- O presidente do Senado, Davi Alcolumbre, pediu que os senadores deixem de lado as divergências eleitorais e se concentrem nas obrigações legislativas.
- A oposição apresentou um aditamento ao pedido de impeachment do ministro Alexandre de Moraes, mencionando a tornozeleira eletrônica de Marcos do Val como um dos motivos.
- Alcolumbre reafirmou que não pautará o impeachment, destacando a importância do diálogo e da paz no Senado.
- Senadores da oposição argumentaram que a situação de Marcos do Val representa “censura prévia” e limita o acesso à verba parlamentar.
- Flávio Bolsonaro defendeu a anistia aos condenados pelos atos de oito de janeiro como condição para a paz, enquanto a pressão sobre Alcolumbre aumenta.
O presidente do Senado, Davi Alcolumbre (União-AP), reiterou a necessidade de os senadores deixarem de lado as divergências eleitorais e se concentrarem nas obrigações legislativas. O apelo ocorreu em meio à pressão da oposição para que o pedido de impeachment do ministro Alexandre de Moraes, do Supremo Tribunal Federal, seja pautado.
Nesta terça-feira, a oposição apresentou um aditamento ao pedido de impeachment, citando a tornozeleira eletrônica imposta ao senador Marcos do Val (Podemos-ES) como um dos motivos. Alcolumbre, no entanto, já havia afirmado que não pautará o impeachment, enfatizando a importância do diálogo e da paz no ambiente legislativo.

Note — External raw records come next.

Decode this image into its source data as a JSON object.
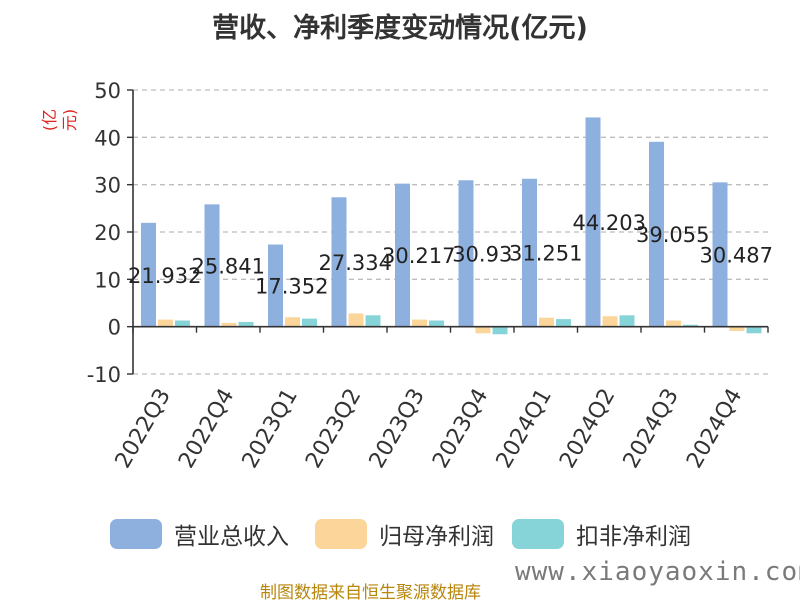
{
  "chart_data": {
    "type": "bar",
    "title": "营收、净利季度变动情况(亿元)",
    "ylabel": "(亿元)",
    "ylim": [
      -10,
      50
    ],
    "yticks": [
      50,
      40,
      30,
      20,
      10,
      0,
      -10
    ],
    "grid": true,
    "legend_position": "bottom",
    "categories": [
      "2022Q3",
      "2022Q4",
      "2023Q1",
      "2023Q2",
      "2023Q3",
      "2023Q4",
      "2024Q1",
      "2024Q2",
      "2024Q3",
      "2024Q4"
    ],
    "series": [
      {
        "name": "营业总收入",
        "color": "#8eb0df",
        "values": [
          21.932,
          25.841,
          17.352,
          27.334,
          30.217,
          30.93,
          31.251,
          44.203,
          39.055,
          30.487
        ],
        "data_labels": [
          "21.932",
          "25.841",
          "17.352",
          "27.334",
          "30.217",
          "30.93",
          "31.251",
          "44.203",
          "39.055",
          "30.487"
        ]
      },
      {
        "name": "归母净利润",
        "color": "#fcd59a",
        "values": [
          1.5,
          0.8,
          2.0,
          2.8,
          1.5,
          -1.4,
          1.9,
          2.2,
          1.3,
          -0.9
        ]
      },
      {
        "name": "扣非净利润",
        "color": "#87d4d8",
        "values": [
          1.3,
          1.0,
          1.7,
          2.4,
          1.3,
          -1.6,
          1.6,
          2.4,
          0.4,
          -1.4
        ]
      }
    ]
  },
  "source_note": "制图数据来自恒生聚源数据库",
  "watermark": "www.xiaoyaoxin.com"
}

Durante a sessão, Alcolumbre destacou que o Senado deve ser um espaço de diálogo, não de embates. Ele mencionou que a sociedade está dividida e que a rivalidade política tem gerado um clima de radicalismo. “Seria bom que pudéssemos buscar a paz”, afirmou, pedindo reflexão sobre a situação atual.

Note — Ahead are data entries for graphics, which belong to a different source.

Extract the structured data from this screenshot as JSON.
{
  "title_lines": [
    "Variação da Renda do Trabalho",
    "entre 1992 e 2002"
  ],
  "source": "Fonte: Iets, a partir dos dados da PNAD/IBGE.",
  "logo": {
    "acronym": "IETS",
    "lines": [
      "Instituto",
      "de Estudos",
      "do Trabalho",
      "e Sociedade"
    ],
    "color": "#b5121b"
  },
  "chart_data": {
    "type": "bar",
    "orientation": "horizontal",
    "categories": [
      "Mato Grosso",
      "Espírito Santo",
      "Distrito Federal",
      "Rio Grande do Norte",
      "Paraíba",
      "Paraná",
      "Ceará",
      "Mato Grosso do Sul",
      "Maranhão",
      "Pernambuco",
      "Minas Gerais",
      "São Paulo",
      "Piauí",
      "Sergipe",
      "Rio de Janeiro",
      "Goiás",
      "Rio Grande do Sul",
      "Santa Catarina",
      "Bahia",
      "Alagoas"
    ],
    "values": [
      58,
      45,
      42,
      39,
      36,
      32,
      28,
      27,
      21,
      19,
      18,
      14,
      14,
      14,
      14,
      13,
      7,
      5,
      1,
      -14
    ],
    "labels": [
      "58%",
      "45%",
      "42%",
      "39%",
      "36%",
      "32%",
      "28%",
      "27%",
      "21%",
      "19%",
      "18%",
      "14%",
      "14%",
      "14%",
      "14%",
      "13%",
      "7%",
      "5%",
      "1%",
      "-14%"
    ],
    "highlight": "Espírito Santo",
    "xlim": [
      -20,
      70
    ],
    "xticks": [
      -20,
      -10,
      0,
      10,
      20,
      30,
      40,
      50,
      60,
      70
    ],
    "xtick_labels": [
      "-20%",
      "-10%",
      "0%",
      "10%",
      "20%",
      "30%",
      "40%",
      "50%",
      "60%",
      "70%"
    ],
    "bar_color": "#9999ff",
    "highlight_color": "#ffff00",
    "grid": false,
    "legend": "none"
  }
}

A oposição, representada por senadores como Carlos Portinho (PL-RJ) e Rogério Marinho (PL-RN), argumentou que a situação de Marcos do Val configura “censura prévia” e limita o acesso à verba parlamentar. O senador Cristiano Girão (Novo-CE) pediu que Alcolumbre pautasse o impeachment, afirmando que a paz requer ação.
Além disso, Flávio Bolsonaro (PL-RJ) defendeu a anistia aos condenados pelos atos de 8 de janeiro, afirmando que essa seria uma condição para a paz. A pressão sobre Alcolumbre aumenta, mas ele mantém sua posição de não pautar o impeachment, buscando priorizar a estabilidade legislativa.